Cosmic Rays have been present throughout the entire evolutionary history of life on our planet and so this display reinforces our connection with the universe and the importance of science and understanding the natural world.
However, the project has no agenda other than the first of what I hope are thought-provoking art/science installations. Which will provide an interesting window into the universe and the natural world around us, leaving the observer to form their own connections and conclusions.
Each detector in the array will produce a bright flash of one of 4 colours (red, green, blue or white). In the same manner, one of 3 musical notes ( e.g. C, F, G or other notes) or all 3 notes together depending on the direction and angle of an ionising particle called a muon passes through two or more Geiger–Müller tubes simultaneously.
Music samples are currently being developed by Darren Curits a musician at Sacred Resonance.
The system used for playing sounds and other IoT functions utilises the latest Raspberry Pi Zero W and the code for this has been developed by Paul Schulz.
A rough demonstration of light and sound using a current prototype
PCB Layout of the central detector 96.5mm X 63.5mm
Raspberry Pi Zero W pinout
A note about: Geiger–Müller Tubes
I’ve had comments regarding the validity of using Geiger–Müller Tubes for a cosmic ray (muon) detector. Pointing out that Photomultipliers and scintillation panels are best, and yes the are far more effective. However, they are also expensive, whereas Geiger–Müller tubes are relatively cheap and easily available to purchase.
Although I’m currently working on a solid-state detector there are a few issues yet to overcome, so this is still a few months away.

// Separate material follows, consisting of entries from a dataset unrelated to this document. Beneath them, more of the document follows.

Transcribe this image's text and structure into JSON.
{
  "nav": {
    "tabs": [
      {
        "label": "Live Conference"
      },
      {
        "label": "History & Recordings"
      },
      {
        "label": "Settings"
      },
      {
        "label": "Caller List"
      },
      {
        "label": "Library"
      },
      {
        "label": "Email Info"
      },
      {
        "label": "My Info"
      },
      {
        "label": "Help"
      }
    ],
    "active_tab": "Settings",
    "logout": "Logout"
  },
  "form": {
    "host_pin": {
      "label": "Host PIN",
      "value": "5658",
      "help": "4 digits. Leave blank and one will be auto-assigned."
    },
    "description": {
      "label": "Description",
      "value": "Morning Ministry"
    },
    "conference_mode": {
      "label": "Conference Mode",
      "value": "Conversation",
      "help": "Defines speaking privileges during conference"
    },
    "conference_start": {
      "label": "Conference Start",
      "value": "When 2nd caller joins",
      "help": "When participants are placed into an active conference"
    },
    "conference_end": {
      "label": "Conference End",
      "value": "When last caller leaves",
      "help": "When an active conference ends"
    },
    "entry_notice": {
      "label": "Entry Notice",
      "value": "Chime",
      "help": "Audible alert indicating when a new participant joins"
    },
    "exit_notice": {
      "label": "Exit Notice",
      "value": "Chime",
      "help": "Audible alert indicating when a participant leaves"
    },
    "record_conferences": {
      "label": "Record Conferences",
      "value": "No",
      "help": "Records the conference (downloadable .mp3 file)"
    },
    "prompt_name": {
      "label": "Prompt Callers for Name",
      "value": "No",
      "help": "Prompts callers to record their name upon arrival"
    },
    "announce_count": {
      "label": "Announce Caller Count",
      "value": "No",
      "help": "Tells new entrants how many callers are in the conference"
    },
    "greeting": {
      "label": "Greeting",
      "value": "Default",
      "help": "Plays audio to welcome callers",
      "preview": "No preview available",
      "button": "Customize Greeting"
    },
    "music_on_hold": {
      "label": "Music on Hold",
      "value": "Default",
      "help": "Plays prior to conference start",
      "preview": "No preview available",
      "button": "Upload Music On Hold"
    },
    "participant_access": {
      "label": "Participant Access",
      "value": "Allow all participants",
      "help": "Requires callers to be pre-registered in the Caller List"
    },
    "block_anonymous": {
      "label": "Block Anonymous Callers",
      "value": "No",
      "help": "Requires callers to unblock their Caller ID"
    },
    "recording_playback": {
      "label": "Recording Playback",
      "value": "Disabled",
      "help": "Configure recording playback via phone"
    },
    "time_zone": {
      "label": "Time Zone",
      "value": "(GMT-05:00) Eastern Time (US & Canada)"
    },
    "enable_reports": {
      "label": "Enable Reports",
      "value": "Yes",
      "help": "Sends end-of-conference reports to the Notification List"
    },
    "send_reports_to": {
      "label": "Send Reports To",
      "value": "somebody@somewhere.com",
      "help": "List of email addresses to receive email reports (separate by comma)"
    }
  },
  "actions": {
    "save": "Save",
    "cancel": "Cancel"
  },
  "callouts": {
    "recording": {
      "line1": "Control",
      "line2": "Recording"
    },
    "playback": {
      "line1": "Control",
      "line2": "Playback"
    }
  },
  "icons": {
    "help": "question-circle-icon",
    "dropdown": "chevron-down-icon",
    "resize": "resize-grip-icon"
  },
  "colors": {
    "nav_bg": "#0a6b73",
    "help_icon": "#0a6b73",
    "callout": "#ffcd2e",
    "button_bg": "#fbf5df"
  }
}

History is full of examples of physicists using Geiger–Müller tubes for cosmic ray observations up to the 80s. Geiger Tube Telescopes (GTT) were used by NASA including many Pioneer spacecraft missions and others. One most notable user was Bruno Benedetto Rossi a famous Italian experimental physicist who made major contributions to particle physics and the study of cosmic rays. At the age of 24, he fabricated his own Cosmic Ray detector using Geiger–Müller tubes and then went on to invent the first practical electronic coincident circuit.